Здесь же была детская площадка в оледеневшем снегу, оранжевые яркие фонари и деревья с блестящими кронами.
Здесь было зябко, пусто и тихо.
Пронырливый, острый ветер охватил в обманчиво нежном объятии, почти ласково шевельнул волосы на макушке и исчез, оставив волну жалящего озноба.
Он знал, что не увидит его. Но не мог сюда не приходить. С тех пор, как он убедился, что царевич здесь больше не живёт, это стало традицией.
Он поднял голову. Над ним, подпёртое с трёх сторон громадами кирпичных флигелей, клубилось оранжево-серое небо.
Колодец со студёной водой и обмёрзшим дном. Что ж. Он сам себя сюда загнал.
Когда он опустил взгляд, перед ним стоял царевич.
Его нежный, любимый мальчик, его непревзойдённый ангел, его вечное наваждение. Чёрная дорогая дублёнка, как обычно, расстёгнутая у горла, чёрные брюки с низкой посадкой, высокие ботинки. Чёрная чёлка пересекает лоб косым срезом.
Ничуть не изменился. Словно только что приехал со съёмок музыкального новогоднего шоу.
Он впитывал в себя этот бесконечно дорогой образ, зная, что ему осталось любоваться им какие-то жалкие секунды. Еще немного, и – обжигающий холодом взгляд, презрительная ухмылка, удар. Нет, удара не будет, слишком противно прикасаться к нему…
Царевич протянул ему руку.
Он смотрел на неё, как на благодатное солнце. Он знал её до малейшей венки, до ничтожнейшего шрама. Он не верил, что ощутит когда-нибудь её ласковое надёжное тепло.
Так же не веря, он коснулся белоснежной кожи своей грязной рукой.
Длинные сильные пальцы сомкнулись вокруг неё, и царевич легко поднял его со скамейки.
Он стоял перед ним – серый, дрожащий, омерзительный в своей нечистоте. Окаменевший, словно нищий перед божеством.
В твоей воле меня покарать пренебрежением, равнодушием, холодом. Я всё приму от тебя, как самый драгоценный дар.
Царевич осторожно, будто напуганное животное, обвил его рукой и привлёк к себе.

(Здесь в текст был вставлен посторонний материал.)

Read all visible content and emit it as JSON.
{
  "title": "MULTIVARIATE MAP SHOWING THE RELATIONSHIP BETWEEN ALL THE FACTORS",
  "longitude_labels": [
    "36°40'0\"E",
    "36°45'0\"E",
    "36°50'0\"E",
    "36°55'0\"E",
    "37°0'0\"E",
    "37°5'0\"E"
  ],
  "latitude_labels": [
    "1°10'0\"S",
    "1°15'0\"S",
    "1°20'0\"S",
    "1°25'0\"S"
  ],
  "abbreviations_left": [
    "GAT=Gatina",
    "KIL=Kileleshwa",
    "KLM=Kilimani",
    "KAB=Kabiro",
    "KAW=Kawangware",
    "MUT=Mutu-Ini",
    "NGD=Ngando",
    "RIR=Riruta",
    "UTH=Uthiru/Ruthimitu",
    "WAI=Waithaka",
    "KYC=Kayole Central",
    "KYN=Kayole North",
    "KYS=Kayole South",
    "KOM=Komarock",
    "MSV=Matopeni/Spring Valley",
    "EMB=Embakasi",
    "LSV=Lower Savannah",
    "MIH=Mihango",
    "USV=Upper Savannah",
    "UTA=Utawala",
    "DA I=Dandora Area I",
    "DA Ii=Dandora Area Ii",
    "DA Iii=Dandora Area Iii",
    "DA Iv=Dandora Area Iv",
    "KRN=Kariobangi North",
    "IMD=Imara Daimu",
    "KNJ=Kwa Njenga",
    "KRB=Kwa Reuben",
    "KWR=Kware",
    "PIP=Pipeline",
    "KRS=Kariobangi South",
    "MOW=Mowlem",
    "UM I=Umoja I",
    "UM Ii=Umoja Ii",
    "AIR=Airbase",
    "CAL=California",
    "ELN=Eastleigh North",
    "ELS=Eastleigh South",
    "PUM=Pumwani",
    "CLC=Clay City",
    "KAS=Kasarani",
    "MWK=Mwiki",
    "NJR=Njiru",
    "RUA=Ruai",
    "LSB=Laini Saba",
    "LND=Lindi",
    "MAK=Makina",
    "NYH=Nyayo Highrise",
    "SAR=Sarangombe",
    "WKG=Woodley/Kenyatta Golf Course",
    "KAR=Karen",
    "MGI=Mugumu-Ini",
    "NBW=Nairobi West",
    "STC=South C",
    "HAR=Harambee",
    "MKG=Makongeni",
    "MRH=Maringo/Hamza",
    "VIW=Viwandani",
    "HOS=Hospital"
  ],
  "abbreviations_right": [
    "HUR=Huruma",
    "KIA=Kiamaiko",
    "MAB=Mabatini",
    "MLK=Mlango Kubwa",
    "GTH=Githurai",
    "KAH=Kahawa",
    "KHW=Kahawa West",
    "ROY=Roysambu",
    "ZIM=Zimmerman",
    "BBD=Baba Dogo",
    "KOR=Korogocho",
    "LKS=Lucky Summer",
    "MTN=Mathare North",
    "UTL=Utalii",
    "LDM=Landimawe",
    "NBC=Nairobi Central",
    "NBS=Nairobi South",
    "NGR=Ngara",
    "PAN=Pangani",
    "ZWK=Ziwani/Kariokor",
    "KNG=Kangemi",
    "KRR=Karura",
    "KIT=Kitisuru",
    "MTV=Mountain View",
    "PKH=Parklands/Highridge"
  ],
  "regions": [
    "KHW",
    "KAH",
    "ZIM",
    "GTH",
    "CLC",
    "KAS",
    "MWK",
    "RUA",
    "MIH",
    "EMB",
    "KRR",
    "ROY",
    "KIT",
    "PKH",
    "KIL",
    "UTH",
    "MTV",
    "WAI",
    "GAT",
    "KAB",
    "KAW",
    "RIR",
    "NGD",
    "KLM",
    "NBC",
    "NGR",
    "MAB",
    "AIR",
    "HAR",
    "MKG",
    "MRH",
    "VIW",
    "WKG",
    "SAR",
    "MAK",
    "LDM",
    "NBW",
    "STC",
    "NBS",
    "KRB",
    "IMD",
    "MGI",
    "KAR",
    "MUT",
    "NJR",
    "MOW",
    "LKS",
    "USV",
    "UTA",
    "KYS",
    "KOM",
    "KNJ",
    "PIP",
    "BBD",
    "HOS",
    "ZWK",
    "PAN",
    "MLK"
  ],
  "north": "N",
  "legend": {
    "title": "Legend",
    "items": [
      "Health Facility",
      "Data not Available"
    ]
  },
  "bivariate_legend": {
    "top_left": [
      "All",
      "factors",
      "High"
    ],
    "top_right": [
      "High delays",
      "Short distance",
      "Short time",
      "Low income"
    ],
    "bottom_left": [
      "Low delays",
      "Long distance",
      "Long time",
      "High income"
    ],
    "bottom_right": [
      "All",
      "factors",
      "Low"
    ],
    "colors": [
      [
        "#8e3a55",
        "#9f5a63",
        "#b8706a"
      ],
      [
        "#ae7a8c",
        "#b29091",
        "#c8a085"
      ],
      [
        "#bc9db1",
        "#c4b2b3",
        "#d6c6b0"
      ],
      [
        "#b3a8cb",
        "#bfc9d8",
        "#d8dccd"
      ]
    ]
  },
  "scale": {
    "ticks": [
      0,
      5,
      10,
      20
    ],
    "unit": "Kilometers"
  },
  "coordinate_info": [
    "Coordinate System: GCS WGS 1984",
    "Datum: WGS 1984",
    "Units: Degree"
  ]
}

Он застыл, не в силах сделать шаг. Он не может касаться его. Он осквернит его одним своим дыханием. Он недостоин…
Но царевич нежно и настойчиво увлекал его за собой, и он пошёл, переставляя одеревеневшие ноги, словно механическая кукла.
Подъезд. Тепло, сменившее внешний холод. Ступеньки. Лифт. Светлый коридор. Дверь из массива дуба… боги, боги…

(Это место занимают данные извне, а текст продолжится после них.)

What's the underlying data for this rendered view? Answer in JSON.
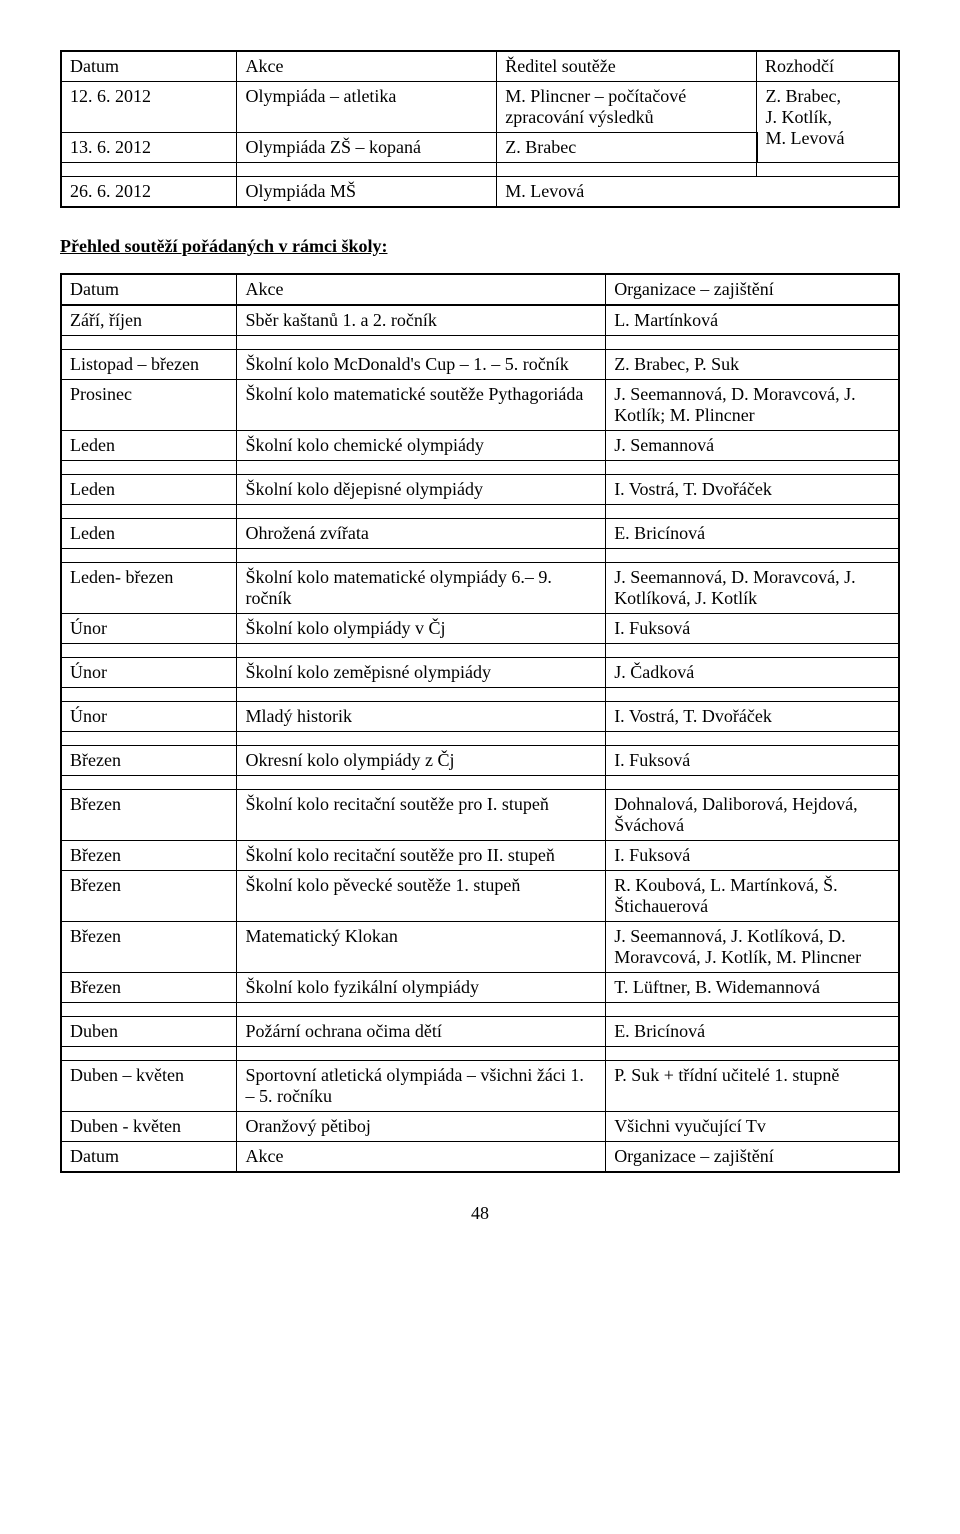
{
  "table1": {
    "headers": [
      "Datum",
      "Akce",
      "Ředitel soutěže",
      "Rozhodčí"
    ],
    "rows": [
      {
        "c0": "12. 6. 2012",
        "c1": "Olympiáda – atletika",
        "c2": "M. Plincner – počítačové zpracování výsledků",
        "c3": "Z. Brabec,\nJ. Kotlík,\nM. Levová",
        "c3rowspan": 2
      },
      {
        "c0": "13. 6. 2012",
        "c1": "Olympiáda ZŠ – kopaná",
        "c2": "Z. Brabec"
      },
      {
        "spacer": true
      },
      {
        "c0": "26. 6. 2012",
        "c1": "Olympiáda MŠ",
        "c2": "M. Levová",
        "c2colspan": 2
      }
    ]
  },
  "section_title": "Přehled soutěží pořádaných v rámci školy:",
  "table2": {
    "headers": [
      "Datum",
      "Akce",
      "Organizace – zajištění"
    ],
    "rows": [
      {
        "c0": "Září, říjen",
        "c1": "Sběr kaštanů 1. a 2. ročník",
        "c2": "L. Martínková"
      },
      {
        "spacer": true
      },
      {
        "c0": "Listopad – březen",
        "c1": "Školní kolo McDonald's Cup – 1. – 5. ročník",
        "c2": "Z. Brabec, P. Suk"
      },
      {
        "c0": "Prosinec",
        "c1": "Školní kolo matematické soutěže Pythagoriáda",
        "c2": "J. Seemannová, D. Moravcová, J. Kotlík; M. Plincner"
      },
      {
        "c0": "Leden",
        "c1": "Školní kolo chemické olympiády",
        "c2": "J. Semannová"
      },
      {
        "spacer": true
      },
      {
        "c0": "Leden",
        "c1": "Školní kolo dějepisné olympiády",
        "c2": "I. Vostrá, T. Dvořáček"
      },
      {
        "spacer": true
      },
      {
        "c0": "Leden",
        "c1": "Ohrožená zvířata",
        "c2": "E. Bricínová"
      },
      {
        "spacer": true
      },
      {
        "c0": "Leden- březen",
        "c1": "Školní kolo matematické olympiády 6.– 9. ročník",
        "c2": "J. Seemannová, D. Moravcová, J. Kotlíková, J. Kotlík"
      },
      {
        "c0": "Únor",
        "c1": "Školní kolo olympiády v Čj",
        "c2": "I. Fuksová"
      },
      {
        "spacer": true
      },
      {
        "c0": "Únor",
        "c1": "Školní kolo zeměpisné olympiády",
        "c2": "J. Čadková"
      },
      {
        "spacer": true
      },
      {
        "c0": "Únor",
        "c1": "Mladý historik",
        "c2": "I. Vostrá, T. Dvořáček"
      },
      {
        "spacer": true
      },
      {
        "c0": "Březen",
        "c1": "Okresní kolo olympiády z Čj",
        "c2": "I. Fuksová"
      },
      {
        "spacer": true
      },
      {
        "c0": "Březen",
        "c1": "Školní kolo recitační soutěže pro I. stupeň",
        "c2": "Dohnalová, Daliborová, Hejdová, Šváchová"
      },
      {
        "c0": "Březen",
        "c1": "Školní kolo recitační soutěže pro II. stupeň",
        "c2": "I. Fuksová"
      },
      {
        "c0": "Březen",
        "c1": "Školní kolo pěvecké soutěže 1. stupeň",
        "c2": "R. Koubová, L. Martínková, Š. Štichauerová"
      },
      {
        "c0": "Březen",
        "c1": "Matematický Klokan",
        "c2": "J. Seemannová, J. Kotlíková, D. Moravcová, J. Kotlík, M. Plincner"
      },
      {
        "c0": "Březen",
        "c1": "Školní kolo fyzikální olympiády",
        "c2": "T. Lüftner, B. Widemannová"
      },
      {
        "spacer": true
      },
      {
        "c0": "Duben",
        "c1": "Požární ochrana očima dětí",
        "c2": "E. Bricínová"
      },
      {
        "spacer": true
      },
      {
        "c0": "Duben – květen",
        "c1": "Sportovní atletická olympiáda – všichni žáci 1. – 5. ročníku",
        "c2": "P. Suk + třídní učitelé 1. stupně"
      },
      {
        "c0": "Duben - květen",
        "c1": "Oranžový pětiboj",
        "c2": "Všichni vyučující Tv"
      },
      {
        "c0": "Datum",
        "c1": "Akce",
        "c2": "Organizace – zajištění"
      }
    ]
  },
  "page_number": "48"
}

Он застыл в прихожей, не зная, что делать и что говорить. Его не должно быть здесь. Привести его сюда – всё равно, что пустить запаршивевшего пса в храм. Он не должен, не может…
К сердцу подступила паника, сжала стальными обручами грудь, лишая дыхания. Он откинул назад голову, раскрыв рот в судорожном бесполезном вдохе…
Тёплые пальцы коснулись его щеки, скользнули по подбородку. Он застыл, обожжённый их прикосновением, а пальцы тем временем опустились на его грудь, расстегнули молнию заблёванной дублёнки…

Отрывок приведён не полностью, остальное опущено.